Sound Image Delivers Stunning Performance for Pac-12 with Avid S3L

Built in 1958, Arizona State University’s Sun Devil Stadium is home field for ASU’s Sun Devils football team. Sound Image, one of the nation’s leading AV systems integrators and sound providers, maintains and operates the university’s stadium and basketball arena sound systems. Sound Image project managers Larry Budd and Ben Davis were preparing to handle an upcoming ASU vs. Stanford Pac-12 football game to be televised on ESPN to a national audience and recognized that the stadium’s 16-channel analog console would not support the complexities of such a large event. Davis then looked for other solutions that would give him the I/O count and flexibility he would need in a small footprint—ultimately choosing the ultra-compact Avid S3L System to deliver the flexibility and processing required to meet the event’s sophisticated logistics.

Big power, small package

“The requirements for a standard [Sun Devils] game aren’t that demanding,” Davis explains, “but for the nationally-televised Stanford game, I knew that I was going to need something much more flexible and agile. We’re in such a small control room that a standard large-format console just wouldn’t fit, so when I started thinking about what kind of console I needed to facilitate all of the inputs, outputs, and the matrixing, it immediately popped into my head that this would be perfect for the S3L. The horsepower that it delivers in such a small footprint is ridiculous—unlike anything else on the market.”
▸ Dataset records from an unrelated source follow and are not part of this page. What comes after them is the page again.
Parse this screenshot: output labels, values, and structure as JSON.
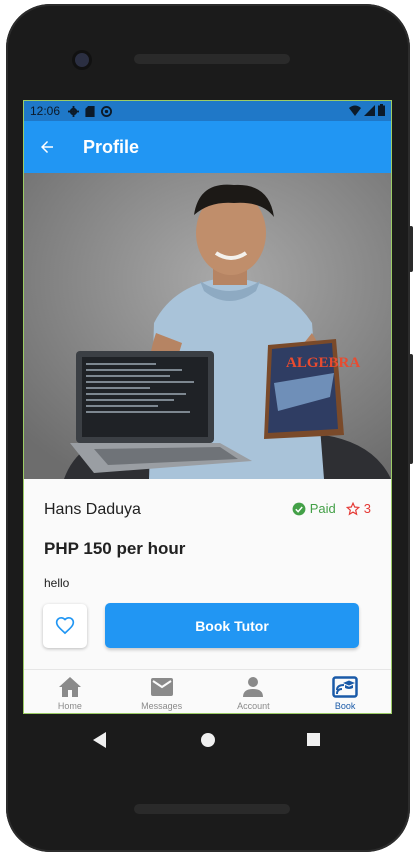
{
  "status_bar": {
    "time": "12:06",
    "left_icons": [
      "gear-icon",
      "sd-card-icon",
      "at-sign-icon"
    ],
    "right_icons": [
      "wifi-icon",
      "cell-signal-icon",
      "battery-icon"
    ]
  },
  "app_bar": {
    "title": "Profile",
    "back_icon": "arrow-back-icon"
  },
  "profile": {
    "name": "Hans Daduya",
    "paid_label": "Paid",
    "rating": "3",
    "price": "PHP 150 per hour",
    "bio": "hello",
    "photo_book_text": "ALGEBRA"
  },
  "actions": {
    "favorite_icon": "heart-outline-icon",
    "book_label": "Book Tutor"
  },
  "bottom_nav": {
    "items": [
      {
        "label": "Home",
        "icon": "home-icon"
      },
      {
        "label": "Messages",
        "icon": "mail-icon"
      },
      {
        "label": "Account",
        "icon": "person-icon"
      },
      {
        "label": "Book",
        "icon": "cast-for-education-icon",
        "active": true
      }
    ]
  },
  "colors": {
    "primary": "#2196f3",
    "status_bar": "#1f78c8",
    "paid_green": "#43a047",
    "rating_red": "#e53935",
    "active_nav": "#1a5aa8",
    "inactive_nav": "#8a8a8a"
  }
}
Preparing for the show, Davis had to contend with managing 32 channels of audio coming in from a variety of sources. He sent 16 channels to multiple destinations, including ESPN, KPR Radio, Stanford Radio, and paper press, as well as providing various announcers and performers with in-ear mixes.

“I originally thought that 16 inputs should get me by, but as the week progressed, the Pac-12 started adding elements like separate sends for all the playback devices, the pre-game show got more intricate with live talent, and ESPN was going to do all the starting lineup packages from the remote TV truck. My channel count easily doubled in three days, and I was making patch changes within half an hour of the beginning of the show!”

VENUE familiarity adds ease

Davis has experience mixing on Avid live systems, ranging from the D-Show System to SC48, and immediately felt at home on S3L, as it shares the same common VENUE software with these systems.

“The surface may be different, but the software is the same, so I was able to create my patch list and do all my routing quickly, without a lot of time to sit with the console,” he recalls. “That’s the thing about this event—the day of the show, the script was still being written. Although I had built layers on the console that represented the different stages of the show so that I’d have all the important elements right in front of me, the S3L has a really good workflow to add and change things on the fly and morph into anything I needed it to be.”

Sound performance

In comparison with the console usually used for sporting events, Davis immediately noticed the improved sound quality and sonic flexibility afforded by Avid S3L. “I had a lot more headroom in the S3L than our usual console, and was able to drive the system harder. The sound was pristine, and the [S3L’s] preamps sound fantastic.”

Even the TV hosts, show hosts and performers commented on the quality of sound that Davis was able to deliver. According to the on field manager Larry Budd, the USO Liberty Bells who sang the National Anthem and have performed all over the world, said that they have never had an in-ear mix sound so good. “With the in-ear mixes I provided, they were so excited to go out and perform. They said it was the best experience that they’d ever had.”